How Does Biden’s Use Of Executive Orders Stack Up Against Other Presidents?
President Joe Biden is facing questions for his use of executive actions during his first few days in the White House. How does his use of the power of the office stack up against his predecessors?
Biden on Thursday signed executive orders related to healthcare, rolling back limits on Medicare, the Affordable Care Act and reproductive rights for women.
“It’s been a busy week, and I’ve signed executive orders tackling COVID-19, the economic and climate crises, as well as advancing racial equity,” he told reporters. “But, today, I’m about to sign two executive orders that are — basically, the best way to describe them, to undo the damage Trump has done.”
As of Friday, Biden has been in office for nine days. Including proclamations and memoranda, the president has put his signature on 36 separate executive actions, ranging from healthcare to the Keystone XL pipeline and the environment.
"Ease Up on the Executive Actions, Joe,” read Wednesday’s headline on the opinion page from The New York Times.
According to a count from the Associated Press, Former President Donald Trump in his four years in office signed 220 orders, Barack Obama over two terms signed 276, Bill Clinton in his eight years in office issued 364 orders and George W. Bush signed 291 during his two terms.
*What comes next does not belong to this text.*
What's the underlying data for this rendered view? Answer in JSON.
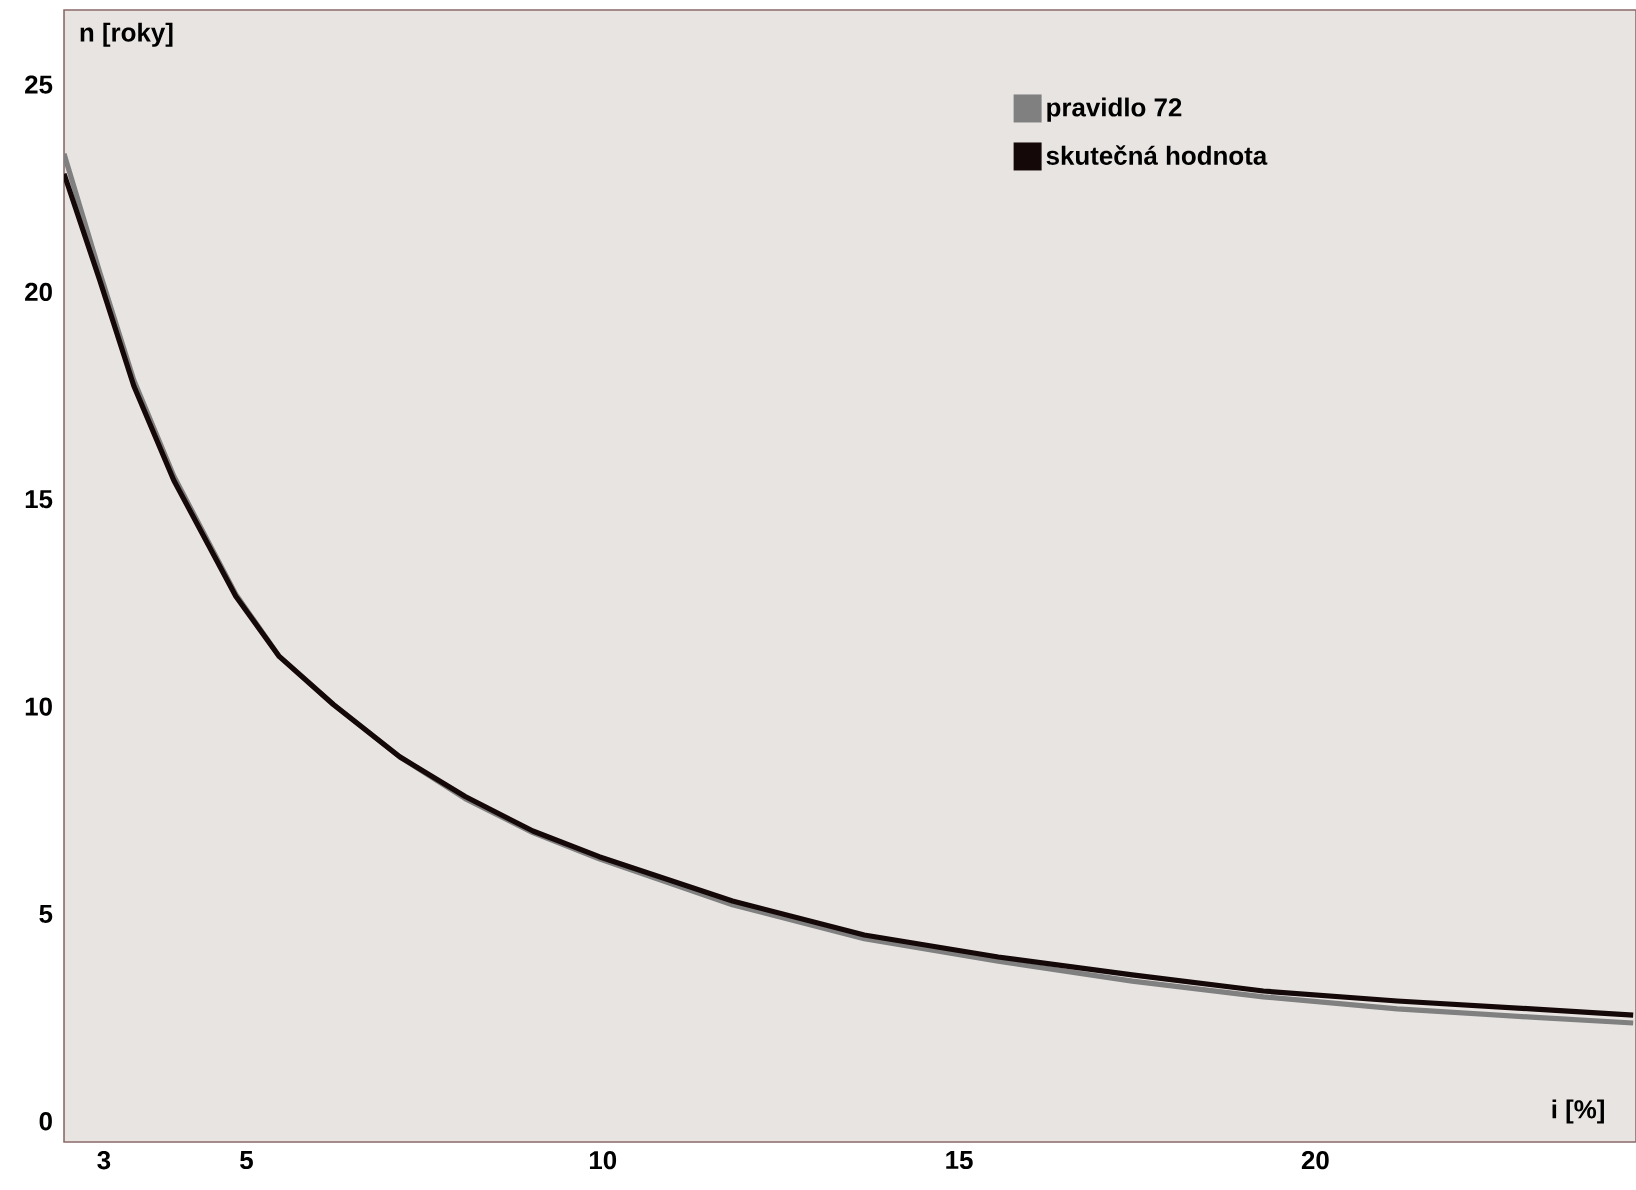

President Franklin Roosevelt holds the record, with 3,721 orders issued during his four terms in office.
Speaking to C-SPAN in 2018, the late David Abshire, the president of the Center for the Study of the Presidency and Congress, said the Constitution affords the executive the right to act with expediency.
“If you start with the first case of [President George] Washington, when you have certain things you have to do, you have got to have a president that acts,” he said. “The Constitution left a lot of power with the president.”
According to The Heritage Foundation, presidential powers are broad, but not without limit.
“Scholars say Congress has some latitude in defining the procedures the president must follow to exercise executive authority,” the think tank explained. “Even so, the Constitution imposes some limits on the lawmakers’ ability to micromanage the president’s decision-making and enforcement of laws.”
Biden himself questioned the use of executive action during an October town hall on ABC.
“Well, if you can't get the votes, by executive order you're going to do something,” he said. “[There are] things you can't do by executive order, unless you're a dictator. We're a democracy. We need consensus.”
But a closer look from PolitiFact finds Biden referencing tax legislation, something the Constitution designates to Congress.
Defending his actions, Biden said during a signing ceremony for executive orders on Thursday that he was not legislating from the Oval Office.
“And again, I’m not initiating any new law, any new aspect of the law,” he said. “This is going back to what the situation was prior to the [previous] president’s executive orders.”
Like Biden, President Donald Trump spent much of his tenure working to undo the work of his predecessor, Barack Obama, through executive action that, among other things, pulled the country out of the nuclear deal with Iran and the Paris climate agreement.